C’est une prise d’otages qui a marqué la vie politique française des années 1985 à 1988 - des années Mitterrand. S'est formée en France une véritable "union sacrée" de la gauche et de la droite pour la libération du journaliste Jean-Paul Kauffmann, enlevé au Liban. En faisant le récit intime de ces trois années qui ont marqué son adolescence, Grégoire Kauffmann décrit le cœur battant des années 80.
Le 22 mai 1985, le journaliste à L’événement du jeudi Jean-Paul Kauffmann, et le chercheur du CNRS Michel Seurat, étaient signalés disparus après avoir atterri au Liban. 38 ans après, Grégoire Kauffmann publie l’histoire intime de l’affaire des otages français au Liban. Dans "L'enlèvement" (éd. Flammarion), il raconte ces trois années passées à l’ombre d'un père absent, retenu otage à Beyrouth du 22 mai 1985 au 4 mai 1988. Historien et enseignant à Sciences Po, il brosse avec ce récit le tableau du monde politique et intellectuel de l’époque. Celui du microcosme parisien fasciné par l’arrivée de Mitterrand au pouvoir. C’est le cœur battant des années 80 qu’il décrit.

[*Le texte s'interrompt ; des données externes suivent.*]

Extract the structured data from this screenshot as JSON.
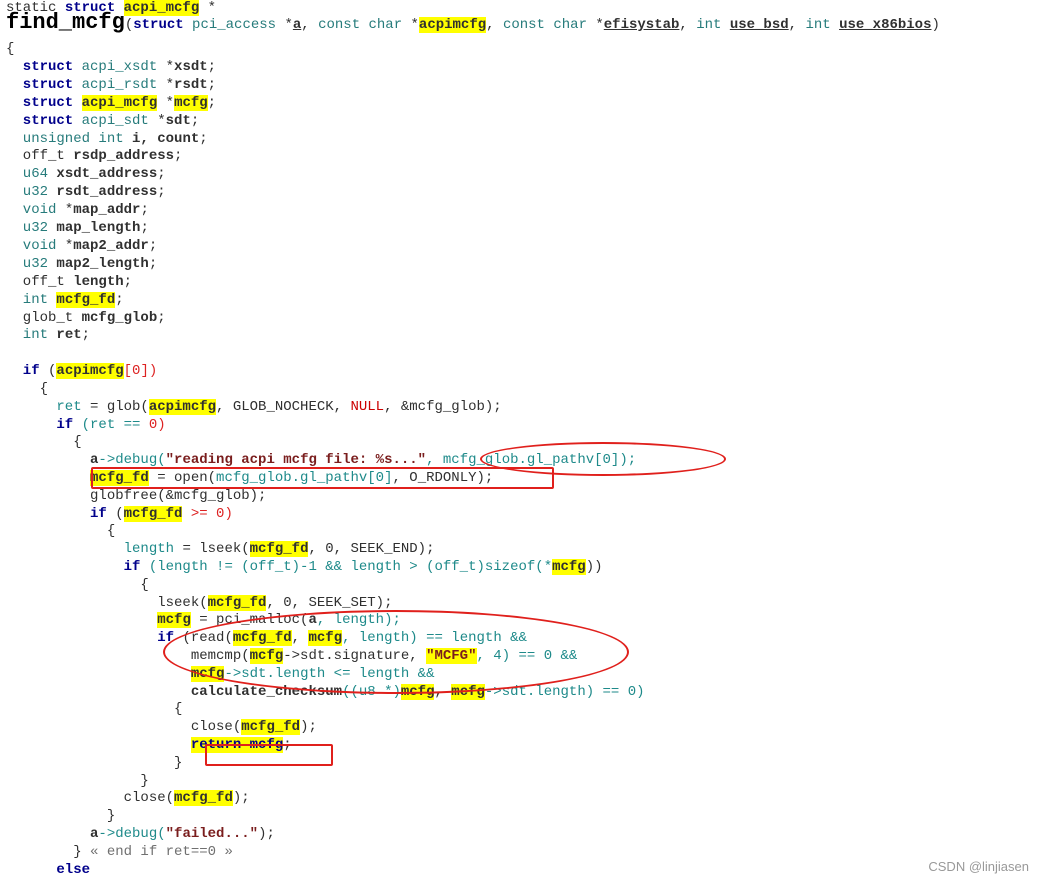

La disparition de son père, Grégoire Kauffmann, alors âgé de 11 ans, ne l’a pas apprise tout de suite. Mais "souvent, dit-il, les enfants ont des antennes pour comprendre qu’il se trame quelque chose dans le monde des adultes…" Le jeune Grégoire avait bien perçu "l’énervement" qui régnait dans la voiture alors qu’ils se rendaient en famille en Sologne pour le week-end de Pentecôte.
Sa mère, prévenue le jeudi, avait reçu une "injonction au silence" : "Pendant deux jours, trois jours, elle a dû tenir secrète cette information très angoissante pour elle, décrit son fils, il ne fallait pas en parler parce que dans ce type de situation tout se joue prétendument dans les premières heures ou les premiers jours." Ce qui n’a pas empêché l’adolescent, le dimanche suivant, d’entendre les journalistes annoncer l’enlèvement à la radio. Et de saisir au vol le nom de son père, et les mots "mitraillette" ou "barrage" …
Les trois années qui ont suivi l’enlèvement, Joëlle Kauffmann et ses proches les ont consacrées intégralement à donner de l’écho, pour faire en sorte que Jean-Paul Kauffmann ne soit pas oublié. Elle a été reçue plusieurs fois à l’Élysée. Dès juin 1985, elle s’est rendue à Beyrouth toute seule, pour y retourner cette fois avec ses fils notamment, en décembre 1985.
Son objectif était de "mobiliser les médias", raconte Grégoire Kauffmann, et de "faire en sorte qu’on n’oublie jamais les otages". L’adolescent a fêté ses 12 ans à Beyrouth, en décembre 85, où il avait accompagné sa mère et son frère. "Je me souviens de ces immeubles grêlés d’impacts de balles, de ces chars qui circulaient au milieu de ces carrefours gadoueux…" Depuis l’hôtel, il voyait les "tirs d’artillerie", "la guerre sous ses yeux".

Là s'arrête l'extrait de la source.